Image caption Most of the papers lead on the announcement by the chancellor, Rishi Sunak, that the government’s job retention scheme will be extended until the end of October. The Financial Times reports that the cost of the initiative – where employees on leave receive 80% of their monthly wages up to £2,500 – could…
There’s a mixed reaction to yesterday’s announcement that the chancellor will extend his job retention scheme by four months.
The Daily Mirror thinks Rishi Sunak deserves credit for the move, describing it as a “rare success” in the government’s response to coronavirus, while “Sigh of relief for millions” is how the Daily Express describes the move.
But the Daily Mail is more wary. “At such a critical time”, it says in its editorial, “this is a humane and understandable policy, but it comes at an eye-watering price”.
The Financial Times says Mr Sunak has been grappling with “extremely difficult” scenarios and faced triggering a “huge wave” of redundancies if he tried to wean companies off the scheme at the end of next month.
“But having decided to extend it”, the paper argues, “this could simply postpone the demise of zombie businesses”.
As the Daily Telegraph points out, Whitehall officials are frantically trying to work out how he will pay for it.
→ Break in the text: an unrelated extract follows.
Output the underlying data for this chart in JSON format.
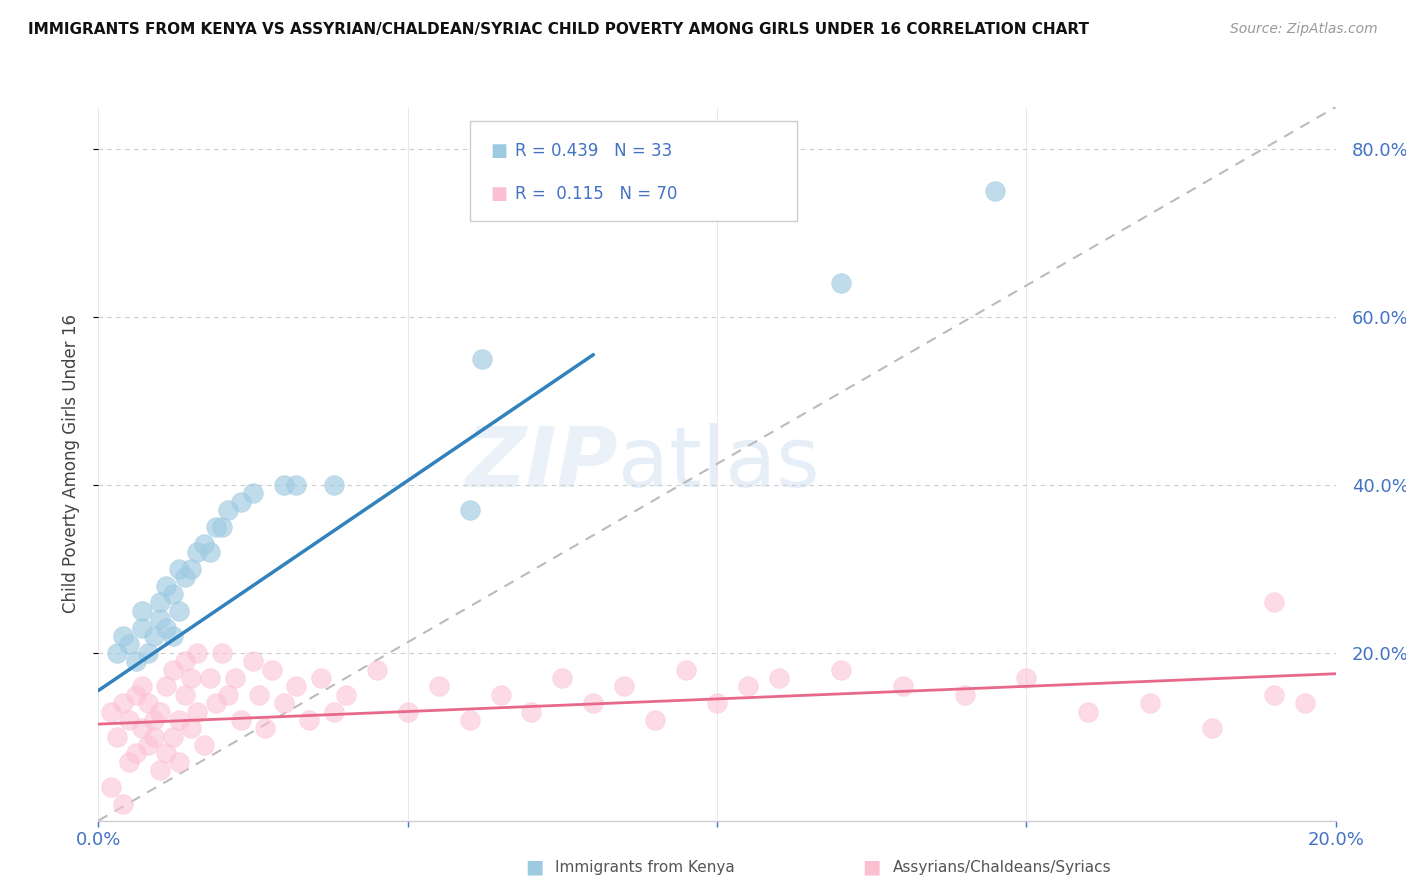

The paper has seen a confidential assessment which estimates that the coronavirus crisis could cost the Treasury almost £300bn this year.
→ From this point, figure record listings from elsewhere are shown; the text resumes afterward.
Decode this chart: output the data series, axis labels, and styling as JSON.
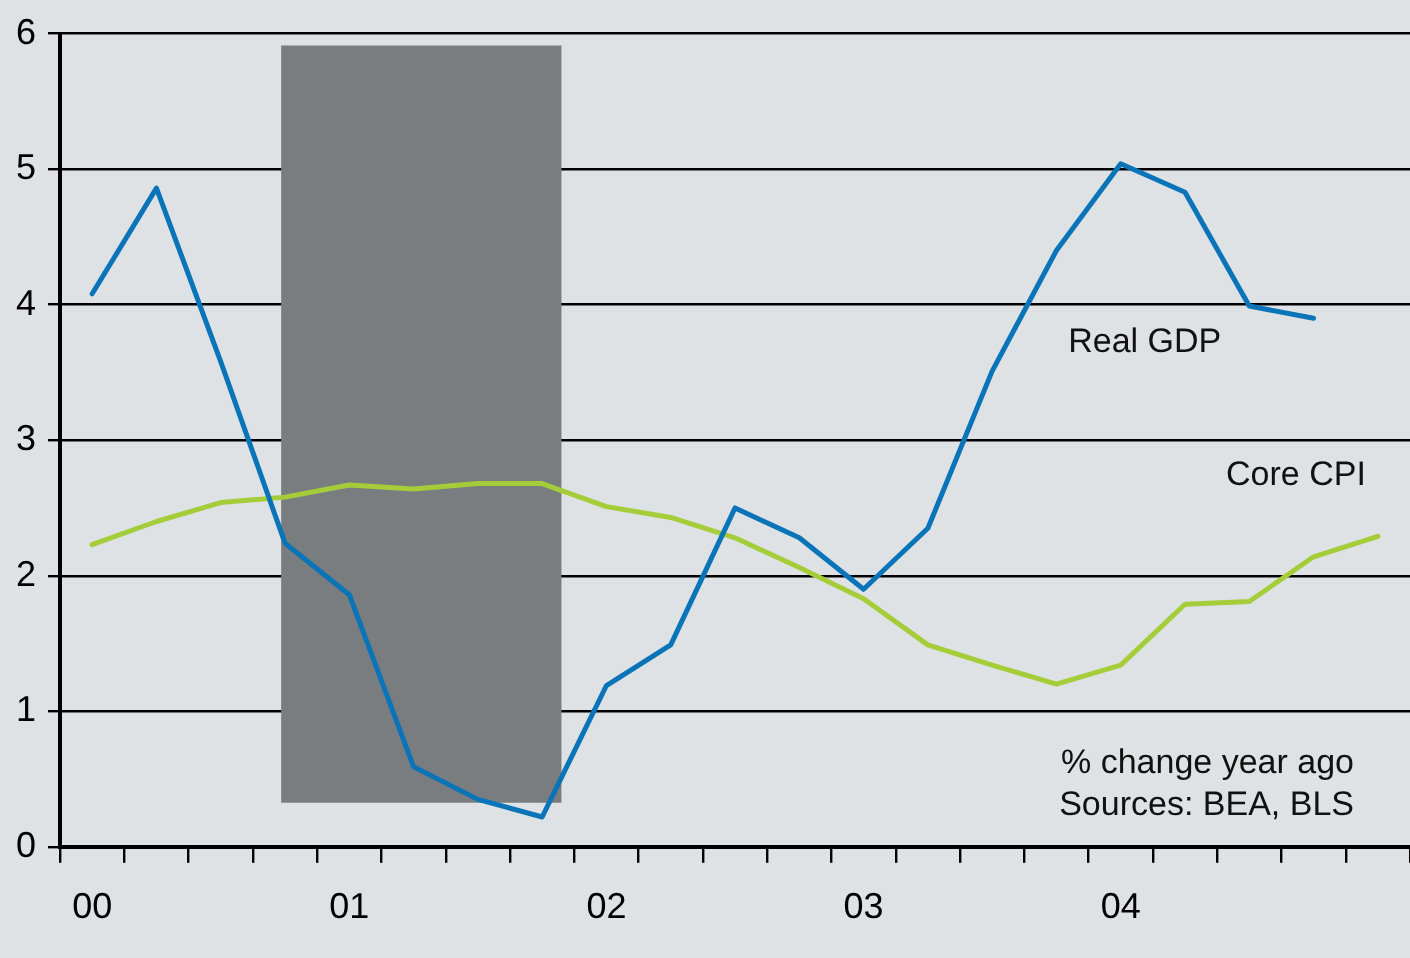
{
  "chart_data": {
    "type": "line",
    "categories": [
      "00",
      null,
      null,
      null,
      "01",
      null,
      null,
      null,
      "02",
      null,
      null,
      null,
      "03",
      null,
      null,
      null,
      "04",
      null,
      null,
      null,
      null
    ],
    "series": [
      {
        "name": "Real GDP",
        "color": "#0a74b9",
        "values": [
          4.08,
          4.86,
          3.58,
          2.24,
          1.86,
          0.59,
          0.35,
          0.22,
          1.19,
          1.49,
          2.5,
          2.28,
          1.9,
          2.35,
          3.51,
          4.4,
          5.04,
          4.83,
          3.99,
          3.9,
          null
        ]
      },
      {
        "name": "Core CPI",
        "color": "#a5cd39",
        "values": [
          2.23,
          2.4,
          2.54,
          2.58,
          2.67,
          2.64,
          2.68,
          2.68,
          2.51,
          2.43,
          2.28,
          2.06,
          1.83,
          1.49,
          1.34,
          1.2,
          1.34,
          1.79,
          1.81,
          2.14,
          2.29
        ]
      }
    ],
    "ylim": [
      0,
      6
    ],
    "yticks": [
      0,
      1,
      2,
      3,
      4,
      5,
      6
    ],
    "grid": "y",
    "legend": false,
    "marker": "none",
    "line_style": "solid",
    "annotations": [
      "% change year ago",
      "Sources: BEA, BLS"
    ]
  }
}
The document sets out how the Exchequer could recoup some of the money through income tax rises, the end of the triple-lock on state pension increases and a two-year pay freeze for public sector workers.
A Treasury source tells the paper that the assessment merely lays out the possible options, rather than recommending a particular course of action.
A study in the Guardian recommends that eight million people with underlying health problems should be exempt from plans to restart the economy.
According to researchers at University College London, around 20% of the population are living with common conditions such as diabetes and obesity, but because many of them are not classified as “clinically extremely vulnerable”, they haven’t been told to shield for 12 weeks at home.
Surprise at housing market reopening
There’s surprise from estate agents following the decision to re-open the housing market in England.
The head of the industry trade body, Mark Hayward, tells the Times he expected it to happen next month at the earliest, despite pressure from customers eager to move home.
The Financial Times says it’s also unclear how many viewings can be held in a single day if agents are supposed to meet only one person from outside their household.
“It is really confusing”, says the boss of the lettings regulator, David Cox. “Is it one other person at 9am, one other person at 10am or one person ever?”
And several papers feature a retired GP from Glasgow, who narrowly missed out on becoming the first person in 14 years to win the top prize on ITV’s “Who Wants to Be A Millionaire?”
The Daily Mirror says fans of the quiz were left “gutted” last night when Andrew Townsley decided not to play the £1m question on iconic motor races, even though he knew the right answer.
Mr Townsley, who has progressive multiple sclerosis and appeared on the show in a wheelchair, tells the Sun he was “quite happy” to walk away with £500,000, and is glad to have a “bit of a financial cushion in this unsettled world”.